Preheat the oven to 350ºF. Line an 8x8” square pan with parchment paper. Set aside.
In the bowl of a stand mixer fitted with the paddle attachment, combine coconut flour, coconut oil, maple syrup and salt. Stir to combine until it forms dough.
1 1/3 cups coconut flour, 1/2 cup coconut oil, 6 tablespoons pure maple syrup, 1 teaspoon sea salt
Press dough into prepared pan and sprinkle the top with a pinch of salt.
Bake for 15 minutes, or until just starting to turn golden brown around the edges - you don't want to overbake them! Let cool completely in pan.
Caramel layer:
On a large baking sheet, spread shredded coconut in a thin layer and toast in oven for 3-5 minutes or until golden brown.
1 cup unsweetened shredded coconut flakes
In a medium saucepan, combine almond butter, maple syrup, coconut oil, vanilla and salt and stir frequently over low heat until completely combined. Turn off heat.
1/2 cup almond butter, 1/3 cup pure maple syrup, 1/3 cup coconut oil, 1 teaspoon pure vanilla extract, 1/2 teaspoon kosher salt
Add 1/3 of your toasted coconut to the pan and stir to combine.
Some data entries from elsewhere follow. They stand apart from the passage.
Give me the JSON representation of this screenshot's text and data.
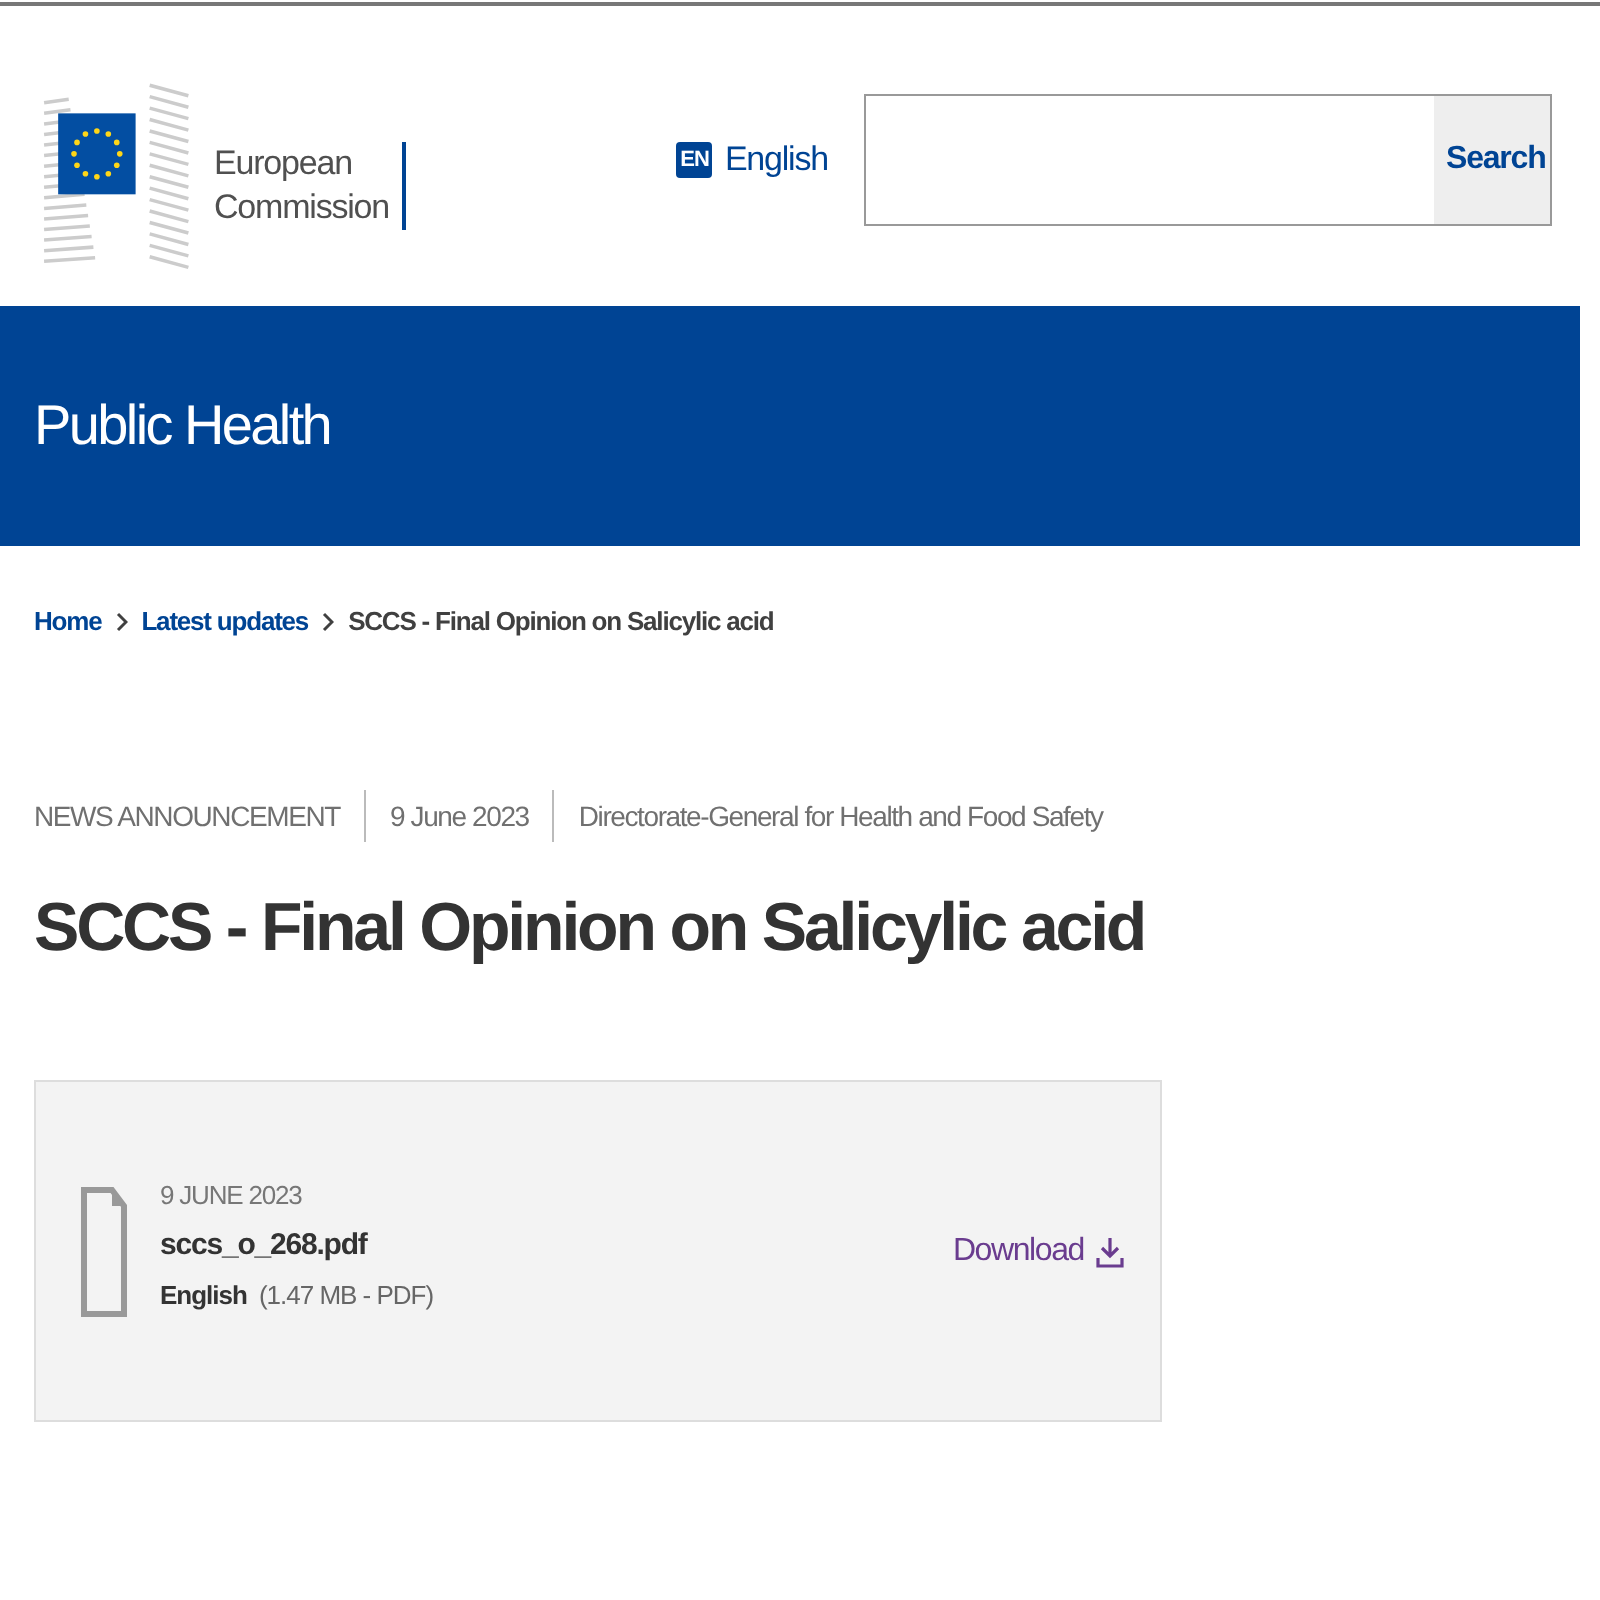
{
  "header": {
    "logo_text": [
      "European",
      "Commission"
    ],
    "language": {
      "code": "EN",
      "label": "English"
    },
    "search": {
      "button": "Search"
    }
  },
  "banner": {
    "title": "Public Health"
  },
  "breadcrumb": [
    {
      "label": "Home",
      "link": true
    },
    {
      "label": "Latest updates",
      "link": true
    },
    {
      "label": "SCCS - Final Opinion on Salicylic acid",
      "link": false
    }
  ],
  "meta": [
    "NEWS ANNOUNCEMENT",
    "9 June 2023",
    "Directorate-General for Health and Food Safety"
  ],
  "title": "SCCS - Final Opinion on Salicylic acid",
  "file": {
    "date": "9 JUNE 2023",
    "name": "sccs_o_268.pdf",
    "language": "English",
    "size": "(1.47 MB - PDF)",
    "action": "Download"
  }
}
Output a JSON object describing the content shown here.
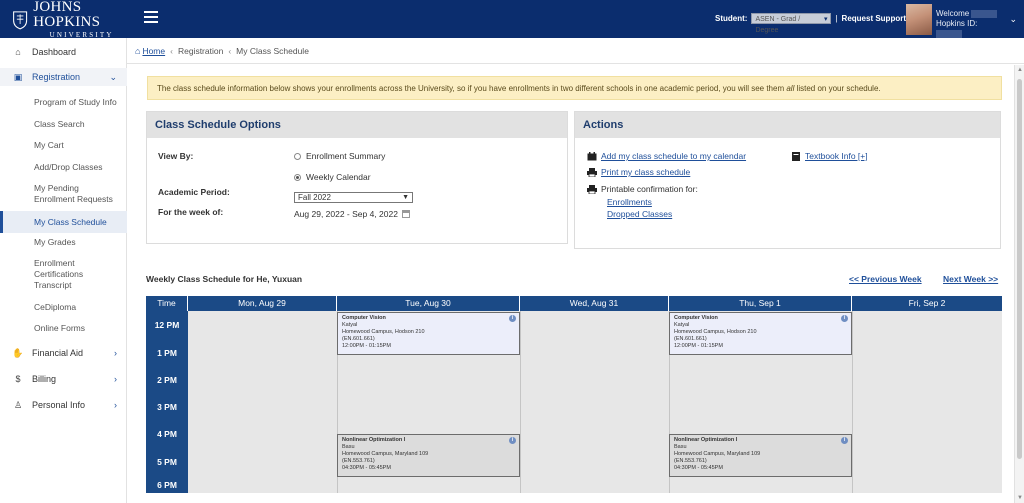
{
  "header": {
    "logo_text": "JOHNS HOPKINS",
    "logo_subtext": "UNIVERSITY",
    "student_label": "Student:",
    "student_select": "ASEN - Grad / Degree",
    "request_support": "Request Support",
    "welcome_label": "Welcome",
    "hopkins_id_label": "Hopkins ID:"
  },
  "sidebar": {
    "dashboard": "Dashboard",
    "registration": "Registration",
    "items": [
      "Program of Study Info",
      "Class Search",
      "My Cart",
      "Add/Drop Classes",
      "My Pending Enrollment Requests",
      "My Class Schedule",
      "My Grades",
      "Enrollment Certifications Transcript",
      "CeDiploma",
      "Online Forms"
    ],
    "financial_aid": "Financial Aid",
    "billing": "Billing",
    "personal_info": "Personal Info"
  },
  "breadcrumb": {
    "home": "Home",
    "registration": "Registration",
    "current": "My Class Schedule"
  },
  "notice": {
    "before": "The class schedule information below shows your enrollments across the University, so if you have enrollments in two different schools in one academic period, you will see them ",
    "emph": "all",
    "after": " listed on your schedule."
  },
  "options": {
    "title": "Class Schedule Options",
    "view_by_label": "View By:",
    "enrollment_summary": "Enrollment Summary",
    "weekly_calendar": "Weekly Calendar",
    "selected_view": "weekly_calendar",
    "academic_period_label": "Academic Period:",
    "academic_period_value": "Fall 2022",
    "week_label": "For the week of:",
    "week_value": "Aug 29, 2022 - Sep 4, 2022"
  },
  "actions": {
    "title": "Actions",
    "add_calendar": "Add my class schedule to my calendar",
    "print_schedule": "Print my class schedule",
    "printable_confirmation": "Printable confirmation for:",
    "enrollments": "Enrollments",
    "dropped_classes": "Dropped Classes",
    "textbook": "Textbook Info [+]"
  },
  "schedule": {
    "title": "Weekly Class Schedule for He, Yuxuan",
    "prev_week": "<<  Previous Week",
    "next_week": "Next Week  >>",
    "time_header": "Time",
    "days": [
      "Mon, Aug 29",
      "Tue, Aug 30",
      "Wed, Aug 31",
      "Thu, Sep 1",
      "Fri, Sep 2"
    ],
    "times": [
      "12 PM",
      "1 PM",
      "2 PM",
      "3 PM",
      "4 PM",
      "5 PM",
      "6 PM"
    ],
    "events": [
      {
        "day": "Tue, Aug 30",
        "title": "Computer Vision",
        "instructor": "Katyal",
        "location": "Homewood Campus, Hodson 210",
        "code": "(EN.601.661)",
        "time": "12:00PM - 01:15PM",
        "style": "blue"
      },
      {
        "day": "Thu, Sep 1",
        "title": "Computer Vision",
        "instructor": "Katyal",
        "location": "Homewood Campus, Hodson 210",
        "code": "(EN.601.661)",
        "time": "12:00PM - 01:15PM",
        "style": "blue"
      },
      {
        "day": "Tue, Aug 30",
        "title": "Nonlinear Optimization I",
        "instructor": "Basu",
        "location": "Homewood Campus, Maryland 109",
        "code": "(EN.553.761)",
        "time": "04:30PM - 05:45PM",
        "style": "gray"
      },
      {
        "day": "Thu, Sep 1",
        "title": "Nonlinear Optimization I",
        "instructor": "Basu",
        "location": "Homewood Campus, Maryland 109",
        "code": "(EN.553.761)",
        "time": "04:30PM - 05:45PM",
        "style": "gray"
      }
    ]
  },
  "colors": {
    "header_bg": "#0b2d6e",
    "calendar_header": "#1b4a86",
    "link": "#1f4f9a",
    "notice_bg": "#fcefc4",
    "event_blue": "#eceefa",
    "event_gray": "#dcdcdc"
  }
}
Pour caramel filling over your prepared shortbread layer and top with the remaining 2/3 toasted coconut. Add a pinch of salt as well, if desired. Place in fridge to set and cool completely.
Cut into 16 squares. Place in freezer while you prep your chocolate.
Chocolate layer:
Prep a large baking sheet with parchment paper and set aside.
Melt 1 1/2 cups of the dark chocolate (in the most shallow bowl you can get away with) in the microwave in 30 second increments, stirring after each, until melted and smooth.
1 3/4 cups dark chocolate
Take the bars out of the freezer and dip the bottom of each bar into the dark chocolate, and place on a parchment lined baking sheet to set.
Melt the remaining 1/4 cup dark chocolate, transfer to a small piping bag and drizzle the chocolate over the bars.
Store in an airtight container in the fridge (or freezer). Enjoy!